The resulting fuel-flexible engine characterization system was then tested amongst a variety of liquid hydrocarbon based fuels in order to create a fuel-flexible engine mapping for a Wankel engine of 4.97 cc displacement. During multi-fuel combustion, the following parameters were measured in an effort to fully characterize this engine: engine torque, mass flow rate of ambient air intake, stoichiometry, ambient temperature and humidity, ambient pressure, engine speed, mass fuel flow rate, engine housing temperature, engine exhaust temperature and loading brake temperature and the fuel selection. This data collection was possible through the design and integration of the LabVIEW data acquisition system architecture in concert four input / output devices: the NI-USB-6221, NI-USB-9162 and two ArduinoUNO microcontrollers. The design and integration will be fully described along with the new system potential and shortcomings.
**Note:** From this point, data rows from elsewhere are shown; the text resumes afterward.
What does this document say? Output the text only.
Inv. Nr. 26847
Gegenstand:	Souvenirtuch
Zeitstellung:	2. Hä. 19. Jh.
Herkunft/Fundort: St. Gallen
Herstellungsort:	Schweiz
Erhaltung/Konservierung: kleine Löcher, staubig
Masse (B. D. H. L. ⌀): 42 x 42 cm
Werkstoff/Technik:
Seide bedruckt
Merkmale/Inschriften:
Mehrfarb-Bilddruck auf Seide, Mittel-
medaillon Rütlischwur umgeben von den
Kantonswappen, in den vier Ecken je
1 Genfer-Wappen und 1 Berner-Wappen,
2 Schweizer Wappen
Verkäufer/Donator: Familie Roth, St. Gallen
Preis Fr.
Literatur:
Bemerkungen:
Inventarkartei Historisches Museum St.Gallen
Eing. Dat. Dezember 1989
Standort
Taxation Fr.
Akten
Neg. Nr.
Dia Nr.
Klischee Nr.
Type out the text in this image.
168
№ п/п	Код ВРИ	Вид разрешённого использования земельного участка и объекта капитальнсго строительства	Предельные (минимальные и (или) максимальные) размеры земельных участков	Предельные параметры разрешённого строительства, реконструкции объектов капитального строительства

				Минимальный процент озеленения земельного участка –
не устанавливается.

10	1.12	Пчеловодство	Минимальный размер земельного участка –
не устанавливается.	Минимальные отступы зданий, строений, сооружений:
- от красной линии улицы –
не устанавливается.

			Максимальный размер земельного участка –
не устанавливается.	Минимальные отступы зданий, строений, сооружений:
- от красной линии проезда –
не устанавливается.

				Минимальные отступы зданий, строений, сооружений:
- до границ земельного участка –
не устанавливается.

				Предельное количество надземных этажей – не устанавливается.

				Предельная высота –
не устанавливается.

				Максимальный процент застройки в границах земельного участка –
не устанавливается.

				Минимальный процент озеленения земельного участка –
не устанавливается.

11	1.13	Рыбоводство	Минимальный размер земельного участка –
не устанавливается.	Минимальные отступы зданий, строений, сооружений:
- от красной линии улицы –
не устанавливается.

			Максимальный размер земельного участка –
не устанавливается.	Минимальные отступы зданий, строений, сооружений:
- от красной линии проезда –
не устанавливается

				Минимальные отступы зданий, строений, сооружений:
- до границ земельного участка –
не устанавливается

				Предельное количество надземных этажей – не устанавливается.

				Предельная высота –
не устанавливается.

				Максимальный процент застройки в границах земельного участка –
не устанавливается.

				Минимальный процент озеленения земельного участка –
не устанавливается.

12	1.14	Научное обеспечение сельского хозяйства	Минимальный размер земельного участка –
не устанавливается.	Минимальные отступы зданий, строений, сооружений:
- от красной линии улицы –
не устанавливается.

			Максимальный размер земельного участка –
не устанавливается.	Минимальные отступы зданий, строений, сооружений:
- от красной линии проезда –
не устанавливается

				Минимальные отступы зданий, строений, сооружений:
In addition to the data acquisition, the system was also designed to enable future real-time control using conventional low-cost model engine servos such that the system could be fully automated. In the current system, there are eight actuation devices that control the throttle position, the glow plug heat, the fuel to air ratio, the dynamometer brake and four electrovalves that control the delivery of each fuel. The mechanical design and construction of all these control mechanisms are also described along with their added potential to enhancing fuel flexibility and opportunities for future improvement.

The fuel flexible dynamometer system, multi fuel switching system, data acquisition and system control enabled fuel flexible operation of a Wankel engine of 4.97 cc displacement. The maximum mechanical power produced from Gasoline, Glowfuel (methanol+nitromethane mix), JP8, Diesel and Biodiesel were 334 W, 508 W, 313 W, 239 W and 322 W respectively. Methanol did not require active glowplug power while the 87 octane, diesel and JP8 fuels did. Good throttle response for both Methanol and JP8 was observed however the 87 octane operation, there was little to no throttle response during combustion. This dissertation research clearly demonstrates that small-scale Wankel rotary engines are fuel flexible across at least 6 different fuels: methanol, gasoline, diesel, JP8, biodiesel and ethanol.

This dissertation is broken down into six separate chapters: Chapter 1 Introduction that describes the motivations and background of this research, Chapter 2: Theory which gets the reader up to speed with the relevant engineering concepts, Chapter 3: Experimental Setup Design which describes how the fuel flexible characterization system was built, Chapter 4: Experimental Results which succinctly presents all data key data collected during this research, Chapter 5: Discussion and Analysis which are the conclusions drawn from the captured data and Chapter 6: Conclusions which briefly reiterates the key developments presented in this dissertation.

It is the hopes of the author that this research serves as a stepping stone in future development efforts and allows science and technology to arrive at a point where wide range and robust fuel flexibility is possible.